Der Besuch begann mit einem Rundgang durch die Caritasschule, während Schulleiter Ansver Sobtzick und Kreiscaritas-Geschäftsführer Josef Bauer allerlei Wissenswertes zur Förderschule erzählten. Erst vor kurzem sei der 1. Bauabschnitt der Generalsanierung mit teilweisen Neubauten abgeschlossen worden, so Josef Bauer, der als Geschäftsführer des Trägers der Schule St. Elisabeth ein paar Angaben zu den Kosten machen konnte. „Etwa 5,5 Mio. Euro hatte der 1. Bauabschnitt gekostet, dabei haben wir als Träger einen Eigenanteil von rund 800.000 € aufgebracht“. Doch der 2. Bauabschnitt steht schon unmittelbar bevor. „Erst vor wenigen Tagen ist die Förderzusage für den rund 4,5 Mio. € teuren 2. Abschnitt gekommen“, berichtete Ansver Sobtzick, „er beinhaltet den Bau der gesamten Außenanlagen wie Pausenhof und Sportanlagen sowie ein kleines Hallen- und Therapie-Bad und den gesamten Bereich Werken.

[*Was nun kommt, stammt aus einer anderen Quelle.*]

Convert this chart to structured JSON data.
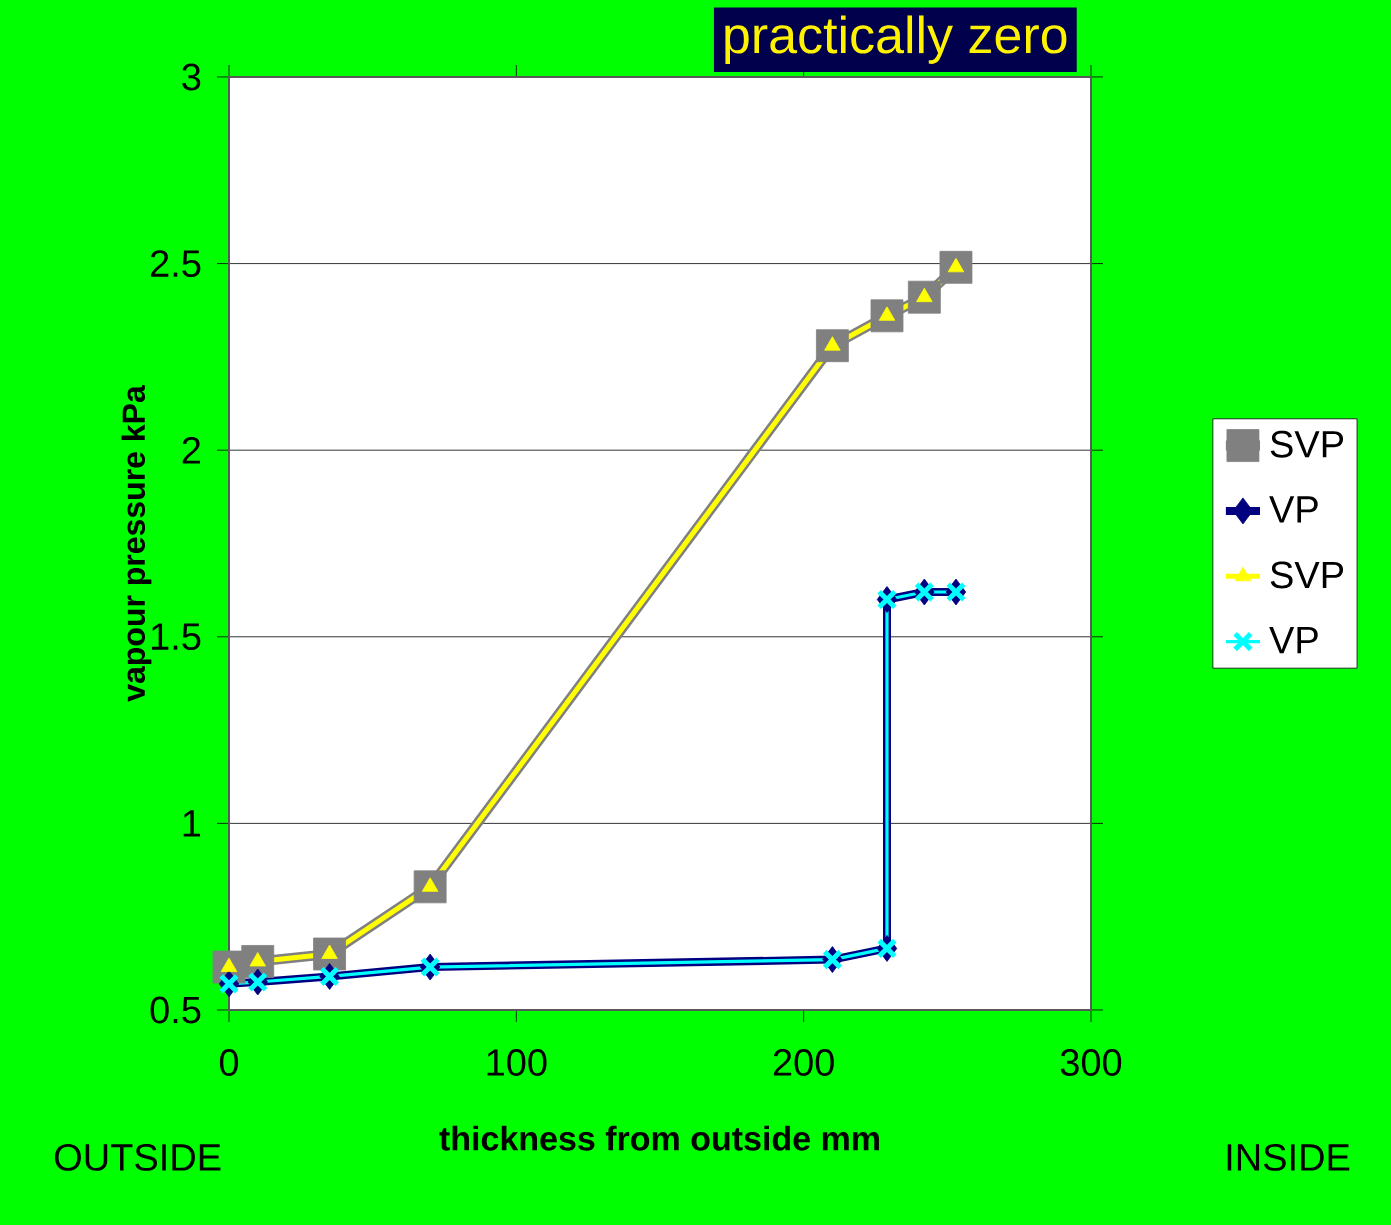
{
  "chart_data": {
    "type": "line",
    "title": "practically zero",
    "xlabel": "thickness from outside mm",
    "ylabel": "vapour pressure kPa",
    "annotations": [
      "OUTSIDE",
      "INSIDE"
    ],
    "x": [
      0,
      10,
      35,
      70,
      210,
      229,
      229,
      242,
      253
    ],
    "series": [
      {
        "name": "SVP",
        "color": "#808080",
        "marker": "square",
        "x": [
          0,
          10,
          35,
          70,
          210,
          229,
          242,
          253
        ],
        "values": [
          0.615,
          0.63,
          0.65,
          0.83,
          2.28,
          2.36,
          2.41,
          2.49
        ]
      },
      {
        "name": "VP",
        "color": "#000080",
        "marker": "diamond",
        "values": [
          0.57,
          0.575,
          0.59,
          0.615,
          0.635,
          0.665,
          1.6,
          1.62,
          1.62
        ]
      },
      {
        "name": "SVP",
        "color": "#ffff00",
        "marker": "triangle",
        "x": [
          0,
          10,
          35,
          70,
          210,
          229,
          242,
          253
        ],
        "values": [
          0.615,
          0.63,
          0.65,
          0.83,
          2.28,
          2.36,
          2.41,
          2.49
        ]
      },
      {
        "name": "VP",
        "color": "#00ffff",
        "marker": "cross",
        "values": [
          0.57,
          0.575,
          0.59,
          0.615,
          0.635,
          0.665,
          1.6,
          1.62,
          1.62
        ]
      }
    ],
    "xlim": [
      0,
      300
    ],
    "xticks": [
      0,
      100,
      200,
      300
    ],
    "ylim": [
      0.5,
      3
    ],
    "yticks": [
      0.5,
      1,
      1.5,
      2,
      2.5,
      3
    ],
    "grid": "y",
    "legend": "right",
    "line_style": "solid"
  }
}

Nach Abschluss dieser Ausbauarbeiten sind wir auf einem hervorragenden Stand und das zu einem vergleichbar günstigen Preis. 

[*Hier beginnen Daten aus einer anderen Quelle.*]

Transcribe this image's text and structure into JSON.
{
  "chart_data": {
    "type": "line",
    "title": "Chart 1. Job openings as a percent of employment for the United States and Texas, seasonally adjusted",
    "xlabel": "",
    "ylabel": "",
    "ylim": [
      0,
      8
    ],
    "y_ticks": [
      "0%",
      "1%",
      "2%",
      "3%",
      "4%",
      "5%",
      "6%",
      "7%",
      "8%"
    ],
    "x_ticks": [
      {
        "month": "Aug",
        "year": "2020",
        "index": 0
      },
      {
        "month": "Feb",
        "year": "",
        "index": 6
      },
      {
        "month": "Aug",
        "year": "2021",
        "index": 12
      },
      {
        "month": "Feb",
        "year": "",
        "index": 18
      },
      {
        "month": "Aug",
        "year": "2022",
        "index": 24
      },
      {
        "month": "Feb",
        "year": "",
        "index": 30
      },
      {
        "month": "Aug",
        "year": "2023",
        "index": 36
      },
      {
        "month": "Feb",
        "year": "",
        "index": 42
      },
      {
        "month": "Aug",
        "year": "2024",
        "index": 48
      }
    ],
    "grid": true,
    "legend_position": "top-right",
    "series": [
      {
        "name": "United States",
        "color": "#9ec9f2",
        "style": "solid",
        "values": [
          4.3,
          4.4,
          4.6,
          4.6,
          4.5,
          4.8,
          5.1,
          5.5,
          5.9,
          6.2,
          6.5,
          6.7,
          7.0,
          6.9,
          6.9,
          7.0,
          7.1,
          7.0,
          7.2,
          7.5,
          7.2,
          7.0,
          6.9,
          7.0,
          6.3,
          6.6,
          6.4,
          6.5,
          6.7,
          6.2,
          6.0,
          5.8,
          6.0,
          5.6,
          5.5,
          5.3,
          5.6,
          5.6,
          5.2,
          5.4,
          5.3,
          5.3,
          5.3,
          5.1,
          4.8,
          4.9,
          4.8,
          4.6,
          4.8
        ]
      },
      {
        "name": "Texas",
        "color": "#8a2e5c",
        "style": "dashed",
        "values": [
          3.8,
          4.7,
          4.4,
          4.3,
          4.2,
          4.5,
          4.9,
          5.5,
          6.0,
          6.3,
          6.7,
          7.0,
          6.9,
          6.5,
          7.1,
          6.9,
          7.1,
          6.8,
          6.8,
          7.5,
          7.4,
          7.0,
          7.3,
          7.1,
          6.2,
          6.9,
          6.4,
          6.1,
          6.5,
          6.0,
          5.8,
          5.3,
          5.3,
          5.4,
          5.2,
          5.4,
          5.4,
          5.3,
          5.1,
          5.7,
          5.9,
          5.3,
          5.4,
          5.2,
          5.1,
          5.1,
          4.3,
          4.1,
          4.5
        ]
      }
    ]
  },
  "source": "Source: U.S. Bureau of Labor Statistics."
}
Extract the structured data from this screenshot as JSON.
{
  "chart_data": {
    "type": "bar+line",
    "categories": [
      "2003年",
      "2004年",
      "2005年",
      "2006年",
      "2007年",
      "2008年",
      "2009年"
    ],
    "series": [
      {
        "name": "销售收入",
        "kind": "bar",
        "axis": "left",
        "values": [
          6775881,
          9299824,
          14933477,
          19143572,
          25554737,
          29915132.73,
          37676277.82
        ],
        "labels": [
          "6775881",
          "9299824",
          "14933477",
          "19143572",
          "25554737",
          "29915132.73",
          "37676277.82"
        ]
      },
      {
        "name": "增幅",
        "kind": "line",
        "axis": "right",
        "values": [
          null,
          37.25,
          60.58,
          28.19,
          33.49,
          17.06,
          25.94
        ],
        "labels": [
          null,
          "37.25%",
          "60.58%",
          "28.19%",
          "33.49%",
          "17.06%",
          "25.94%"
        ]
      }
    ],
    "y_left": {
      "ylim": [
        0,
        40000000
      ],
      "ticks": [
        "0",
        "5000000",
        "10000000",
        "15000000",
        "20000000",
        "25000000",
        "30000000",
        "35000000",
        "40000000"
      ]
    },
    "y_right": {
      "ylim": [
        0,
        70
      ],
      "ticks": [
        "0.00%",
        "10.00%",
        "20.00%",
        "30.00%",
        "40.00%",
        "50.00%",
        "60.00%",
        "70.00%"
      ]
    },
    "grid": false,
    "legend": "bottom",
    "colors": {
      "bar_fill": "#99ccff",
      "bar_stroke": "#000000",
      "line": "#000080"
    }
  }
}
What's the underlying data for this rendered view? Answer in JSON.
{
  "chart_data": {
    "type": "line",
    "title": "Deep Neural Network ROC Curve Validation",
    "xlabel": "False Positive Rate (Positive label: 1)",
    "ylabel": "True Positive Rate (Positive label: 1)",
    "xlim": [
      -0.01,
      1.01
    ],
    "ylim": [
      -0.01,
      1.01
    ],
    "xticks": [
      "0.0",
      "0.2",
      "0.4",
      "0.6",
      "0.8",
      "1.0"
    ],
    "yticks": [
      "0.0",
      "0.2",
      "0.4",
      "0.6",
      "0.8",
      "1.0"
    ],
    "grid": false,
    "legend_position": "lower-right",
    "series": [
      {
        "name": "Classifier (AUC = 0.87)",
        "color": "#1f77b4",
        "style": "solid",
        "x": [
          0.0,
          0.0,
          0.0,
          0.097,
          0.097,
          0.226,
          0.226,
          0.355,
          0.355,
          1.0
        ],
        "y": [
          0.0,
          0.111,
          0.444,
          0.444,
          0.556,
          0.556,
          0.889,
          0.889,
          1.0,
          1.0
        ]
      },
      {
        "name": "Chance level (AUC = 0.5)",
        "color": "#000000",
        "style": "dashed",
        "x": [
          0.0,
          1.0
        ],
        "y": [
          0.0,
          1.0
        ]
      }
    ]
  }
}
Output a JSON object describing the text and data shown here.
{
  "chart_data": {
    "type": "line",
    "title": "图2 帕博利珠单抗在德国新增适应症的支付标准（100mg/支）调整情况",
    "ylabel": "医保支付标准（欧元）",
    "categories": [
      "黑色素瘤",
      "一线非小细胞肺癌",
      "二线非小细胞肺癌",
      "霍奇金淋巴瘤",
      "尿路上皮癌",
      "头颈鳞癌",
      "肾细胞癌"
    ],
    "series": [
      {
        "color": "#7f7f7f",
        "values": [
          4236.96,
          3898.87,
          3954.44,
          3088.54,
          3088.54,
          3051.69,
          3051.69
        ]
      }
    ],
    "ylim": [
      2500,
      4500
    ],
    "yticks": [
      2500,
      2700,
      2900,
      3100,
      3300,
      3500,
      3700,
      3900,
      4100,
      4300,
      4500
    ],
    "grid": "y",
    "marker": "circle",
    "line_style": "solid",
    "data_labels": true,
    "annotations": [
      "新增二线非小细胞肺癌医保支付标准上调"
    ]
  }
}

 Aufmerksam ließen sich Staatsminister Helmut Brunner und Landtagsabgeordneter Max Gibis vom Schulleiter die Aufteilung der Caritasschule erklären. Insgesamt acht Klassen sind in Schulvorbereitender Einrichtung (kurz: SVE), Grundschulstufe (GS), Hauptschulstufe (HS) und Berufsschulstufe (BS) im Förderzentrum St. Elisabeth angesiedelt. „Dabei beheimaten wir allerdings alleine drei Berufsschulklassen, weil wir in diesem Bereich Schüler aus den Förderzentren Grafenau und Waldkirchen übernehmen und sie auf den Berufsalltag vorbereiten“, informierte Schulleiter Ansver Sobtzick. „Neben dem theoretischen Unterricht machen die Schüler aber auch schon Berufspraktika beispielsweise in den Wolfsteiner Werkstätten oder auch bei Firmen am 1. Arbeitsmarkt.“

Als Rektor Ansver Sobtzick zusammen mit Caritas Geschäftsführer Josef Bauer und dem Staatsminister Helmut Brunner sowie dem Abgeordneten Max Gibis die Klassenlehrerin Frau Becker und die Klasse HS A besuchten, kamen die beiden Abgeordneten gleich ein bisschen mit den Schülern dieser Jahrgangsstufe ins Gespräch. Die Klassenlehrerin erklärte, dass eine Klassenstärke von neun Schülern in etwa Standard sei und mit Erziehungs- und Pflegepersonal neben der Lehrerin etwa vier bis fünf Personen mit den Kindern arbeiten. „So kann eine bestmögliche individuelle Betreuung sowohl am Vormittag als auch am Nachmittag erreicht werden. Zum Ende des Besuches in der Klasse HS A gab es noch ein Erinnerungsfoto mit den Schülern sowie mit Staatsminister Helmut Brunner und dem Abgeordneten Max Gibis. Die Klassensprecherin der HS A hatte sogar noch ein paar Abschiedsworte und einen Weihnachtsgruß an die Gäste vorbereitet.

 Bei der abschließenden Gesprächsrunde betonte Rektor Ansver Sobtzick, dass die größte Herausforderung für ihn darstelle, den Eltern die Berührungsängste zu nehmen und sie davon zu überzeugen, dass ihre Kinder in der Caritasschule St. Elisabeth hervorragend aufgehoben sind. Staatsminister Helmut Brunner und MdL Max Gibis zeigten sich davon überzeugt, dass es den Schüler im Förderzentrum St. Elisabeth an nichts fehle, eine optimale Betreuung gewährleistet sei und dass hier sehr wertvolle und gute Arbeit geleistet werde.